This weapon is known in Europe from the circumstance of a child’s toy bearing the first of these names. It is a long tube from which a little arrow is expelled by the breath, resembling in size and appearance a knitting-needle, and provided at its unpointed end with a ball of elderpith or tow, which serves as wadding. The range of this arm is from 75 to 100 feet. The sumpitan may be considered as a weapon indirectly set in motion by muscular force, for the arrow is expelled from it as the result of contractions of the thoracic muscles, but it is better to regard it as the prototype of the fire-arm, as the arrow may be discharged by utilising the expansion of gas, and thus transformed into a fire-arm. As to true fire-arms, known to the Chinese and peoples of antiquity, they have only made real headway in Europe, and that from the fifteenth century.
But if the missile weapons in the two categories which I have just enumerated are little known to uncivilised peoples (setting aside, of course, the fire-arms imported by civilised man), those of the third category, in which advantage is taken of the muscular force of an elastic body (the bow), is universally employed by them, as it was formerly in Europe. The most perfected arm of this kind was the complicated cross-bow of our ancestors and the Chinese.
The Bow and Arrow.[304]—The origin of the bow is unknown; certain authors consider that a flexible twig arranged as a snare would give the first idea of it. This may be so, for among the Maoris of New Zealand there used to be a hand-weapon which bore a striking resemblance to this snare: a whip with a flexible handle, by means of which an arrow held in the hand was shot off.[305] Among several Eurasian peoples there is a toy which reproduces this weapon as a survival; among the Votiaks it even bears the name of n’el, which means arrow in several Finnish languages.[306] However that may be, we may divide the infinite variety of bows into two groups: the plain bow—that is to say, the bow formed of a single piece of wood, and the composite bow, made of various materials—wood, horn, ivory, sinews, leather, etc., glued solidly together.
The least complicated type of the composite bow is that of the eastern Eskimo, of wood and horn, or of wood and bone, the weapon being strengthened by a cord of sinews applied along the “back” or the outer side (opposed to the “belly,” inner side, which is nearest the archer when he bends the bow).[307]
Among simple bows we must mention that of the Melanesians, having a groove sometimes on the outer, sometimes on the inner side; that of the Monbuttus, provided with a “grip”; lastly, that of the Andamanese, in the form of an S, resembling in its general appearance on the one hand certain bows of the Eskimo, and on the other, those of certain Bantu Negroes of Eastern Africa (according to Foa).[308]
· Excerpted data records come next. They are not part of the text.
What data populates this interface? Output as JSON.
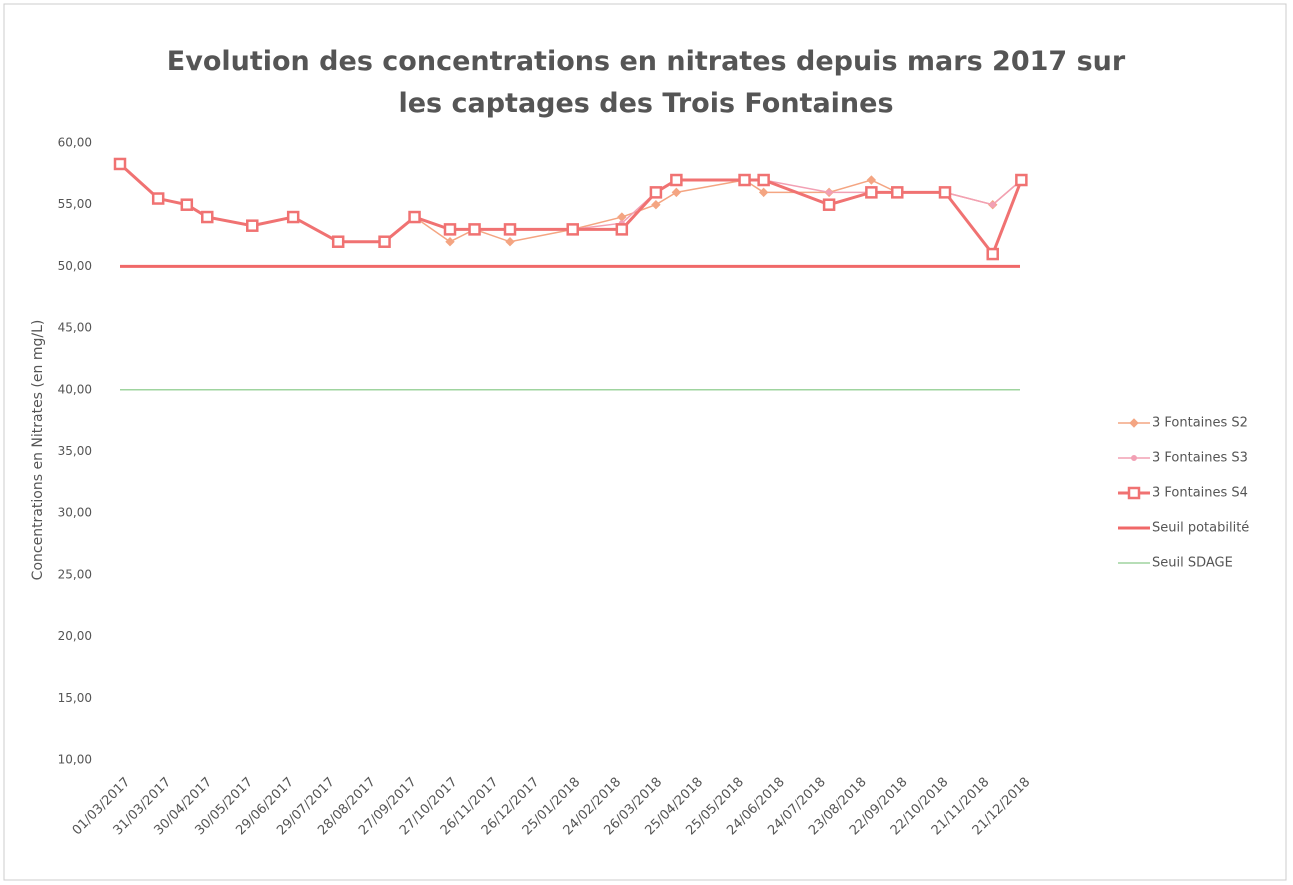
{
  "chart_data": {
    "type": "line",
    "title": "Evolution des concentrations en nitrates depuis mars 2017 sur les captages des Trois Fontaines",
    "y_label": "Concentrations en Nitrates  (en mg/L)",
    "x": [
      "01/03/2017",
      "29/03/2017",
      "19/04/2017",
      "04/05/2017",
      "06/06/2017",
      "06/07/2017",
      "08/08/2017",
      "11/09/2017",
      "03/10/2017",
      "29/10/2017",
      "16/11/2017",
      "12/12/2017",
      "27/01/2018",
      "04/03/2018",
      "29/03/2018",
      "13/04/2018",
      "02/06/2018",
      "16/06/2018",
      "03/08/2018",
      "03/09/2018",
      "22/09/2018",
      "27/10/2018",
      "01/12/2018",
      "22/12/2018"
    ],
    "series": [
      {
        "name": "3 Fontaines S2",
        "color": "#f4a582",
        "marker": "diamond",
        "values": [
          58.3,
          55.5,
          55,
          54,
          53.3,
          54,
          52,
          52,
          54,
          52,
          53,
          52,
          53,
          54,
          55,
          56,
          57,
          56,
          56,
          57,
          56,
          56,
          55,
          57
        ]
      },
      {
        "name": "3 Fontaines S3",
        "color": "#f2a0b4",
        "marker": "star",
        "values": [
          58.3,
          55.5,
          55,
          54,
          53.3,
          54,
          52,
          52,
          54,
          53,
          53,
          53,
          53,
          53.5,
          56,
          57,
          57,
          57,
          56,
          56,
          56,
          56,
          55,
          57
        ]
      },
      {
        "name": "3 Fontaines S4",
        "color": "#f07272",
        "marker": "square",
        "values": [
          58.3,
          55.5,
          55,
          54,
          53.3,
          54,
          52,
          52,
          54,
          53,
          53,
          53,
          53,
          53,
          56,
          57,
          57,
          57,
          55,
          56,
          56,
          56,
          51,
          57
        ]
      },
      {
        "name": "Seuil potabilité",
        "color": "#f06868",
        "marker": "none",
        "x": [
          "01/03/2017",
          "21/12/2018"
        ],
        "values": [
          50,
          50
        ]
      },
      {
        "name": "Seuil SDAGE",
        "color": "#9fd49f",
        "marker": "none",
        "x": [
          "01/03/2017",
          "21/12/2018"
        ],
        "values": [
          40,
          40
        ]
      }
    ],
    "xlim": [
      "01/03/2017",
      "21/12/2018"
    ],
    "xticks": [
      "01/03/2017",
      "31/03/2017",
      "30/04/2017",
      "30/05/2017",
      "29/06/2017",
      "29/07/2017",
      "28/08/2017",
      "27/09/2017",
      "27/10/2017",
      "26/11/2017",
      "26/12/2017",
      "25/01/2018",
      "24/02/2018",
      "26/03/2018",
      "25/04/2018",
      "25/05/2018",
      "24/06/2018",
      "24/07/2018",
      "23/08/2018",
      "22/09/2018",
      "22/10/2018",
      "21/11/2018",
      "21/12/2018"
    ],
    "ylim": [
      10,
      60
    ],
    "yticks": [
      {
        "value": 60,
        "label": "60,00"
      },
      {
        "value": 55,
        "label": "55,00"
      },
      {
        "value": 50,
        "label": "50,00"
      },
      {
        "value": 45,
        "label": "45,00"
      },
      {
        "value": 40,
        "label": "40,00"
      },
      {
        "value": 35,
        "label": "35,00"
      },
      {
        "value": 30,
        "label": "30,00"
      },
      {
        "value": 25,
        "label": "25,00"
      },
      {
        "value": 20,
        "label": "20,00"
      },
      {
        "value": 15,
        "label": "15,00"
      },
      {
        "value": 10,
        "label": "10,00"
      }
    ],
    "grid": false,
    "legend": "right"
  }
}
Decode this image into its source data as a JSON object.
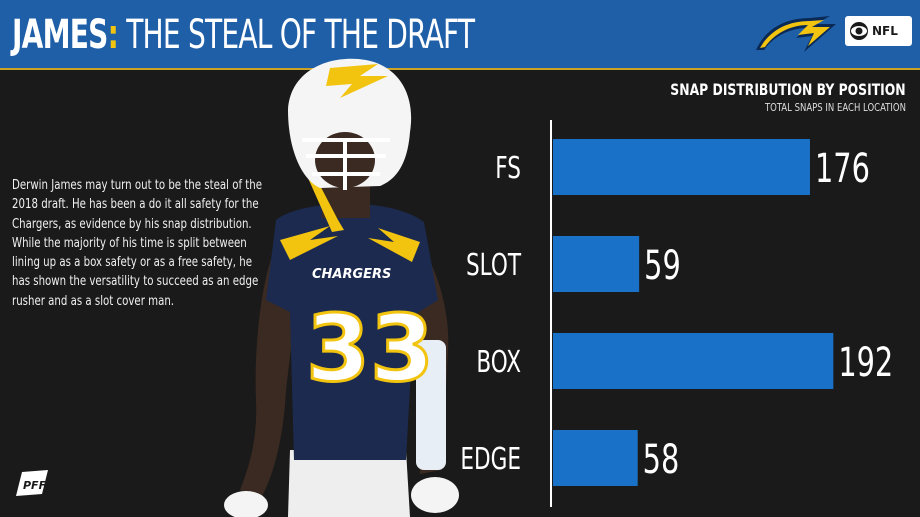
{
  "header": {
    "title_bold": "JAMES",
    "title_colon": ":",
    "title_rest": " THE STEAL OF THE DRAFT",
    "network_label": "NFL"
  },
  "blurb": "Derwin James may turn out to be the steal of the 2018 draft. He has been a do it all safety for the Chargers, as evidence by his snap distribution. While the majority of his time is split between lining up as a box safety or as a free safety, he has shown the versatility to succeed as an edge rusher and as a slot cover man.",
  "player": {
    "jersey_number": "33",
    "jersey_wordmark": "CHARGERS"
  },
  "colors": {
    "header_blue": "#1f5fa8",
    "bar_blue": "#1a72c8",
    "accent_gold": "#f2c40f",
    "background": "#1a1a1a"
  },
  "chart_data": {
    "type": "bar",
    "orientation": "horizontal",
    "title": "SNAP DISTRIBUTION BY POSITION",
    "subtitle": "TOTAL SNAPS IN EACH LOCATION",
    "categories": [
      "FS",
      "SLOT",
      "BOX",
      "EDGE"
    ],
    "values": [
      176,
      59,
      192,
      58
    ],
    "xlim": [
      0,
      200
    ],
    "grid": false,
    "legend": "none",
    "data_labels": true
  }
}
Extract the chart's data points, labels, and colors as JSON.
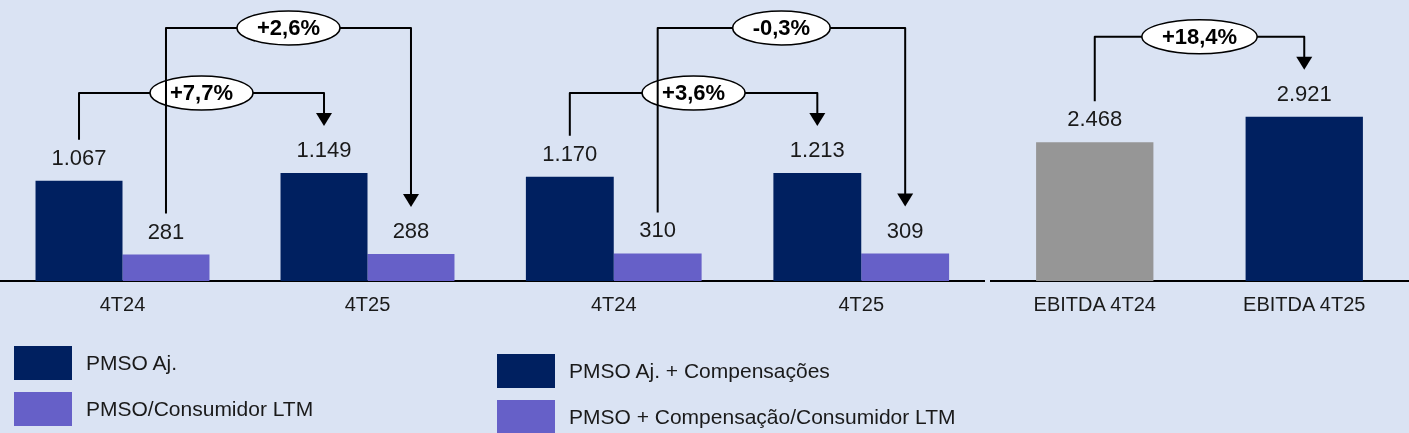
{
  "chart_data": [
    {
      "type": "bar",
      "categories": [
        "4T24",
        "4T25"
      ],
      "series": [
        {
          "name": "PMSO Aj.",
          "color": "#002060",
          "values": [
            1067,
            1149
          ],
          "value_labels": [
            "1.067",
            "1.149"
          ]
        },
        {
          "name": "PMSO/Consumidor LTM",
          "color": "#6660c8",
          "values": [
            281,
            288
          ],
          "value_labels": [
            "281",
            "288"
          ]
        }
      ],
      "annotations": [
        "+7,7%",
        "+2,6%"
      ],
      "legend": "bottom left"
    },
    {
      "type": "bar",
      "categories": [
        "4T24",
        "4T25"
      ],
      "series": [
        {
          "name": "PMSO Aj. + Compensações",
          "color": "#002060",
          "values": [
            1170,
            1213
          ],
          "value_labels": [
            "1.170",
            "1.213"
          ]
        },
        {
          "name": "PMSO + Compensação/Consumidor LTM",
          "color": "#6660c8",
          "values": [
            310,
            309
          ],
          "value_labels": [
            "310",
            "309"
          ]
        }
      ],
      "annotations": [
        "+3,6%",
        "-0,3%"
      ],
      "legend": "bottom left"
    },
    {
      "type": "bar",
      "categories": [
        "EBITDA 4T24",
        "EBITDA 4T25"
      ],
      "values": [
        2468,
        2921
      ],
      "colors": [
        "#969696",
        "#002060"
      ],
      "value_labels": [
        "2.468",
        "2.921"
      ],
      "annotations": [
        "+18,4%"
      ],
      "legend": false
    }
  ]
}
FIG. 77.—Different methods of arrow release.
Top, primitive release.
Middle, Mongolian release.
Bottom, Mediterranean release.
(After E. Morse.)
Arrows cut wholly from one piece of wood are rare. Most of them are composed of three distinct parts fitted together: head, shaft, and feather. The head is of hard wood (sometimes hardened in the fire) or of human bone among the Melanesians; of chipped stone among certain American Indians and our quaternary ancestors; of bone, wood, and iron among various Siberian peoples; of iron among most of the other peoples. The form of the head varies infinitely; but the varieties turn around two types: sagittal (as a classic or conventional arrow) and lanceolate (as a laurel leaf). There are likewise arrow-heads with transverse or hollowed edges in the form of the fruit of the maple (Turks and Tunguses of Siberia, Negroes of the Congo). Lastly, there are arrows of which the head has nothing pointed about it, for it is shaped like a ball, an olive or cone upside down, etc. These arrows are used by several Siberian peoples (Ostiaks, Tunguses), by Negroes of the Congo, Indians of Western Brazil, etc., as a blunt weapon for killing animals whose fur, being valuable, might be spoilt by the blood flowing from a wound. The Buriats of old used whistling arrows, probably to frighten their enemies, etc. The feather is wanting in several forms of Melanesian arrows very complicated as regards the head, in certain African arrows, etc. Among the Monbuttus it consists of the hair of animals; everywhere else, however, of birds’ feathers.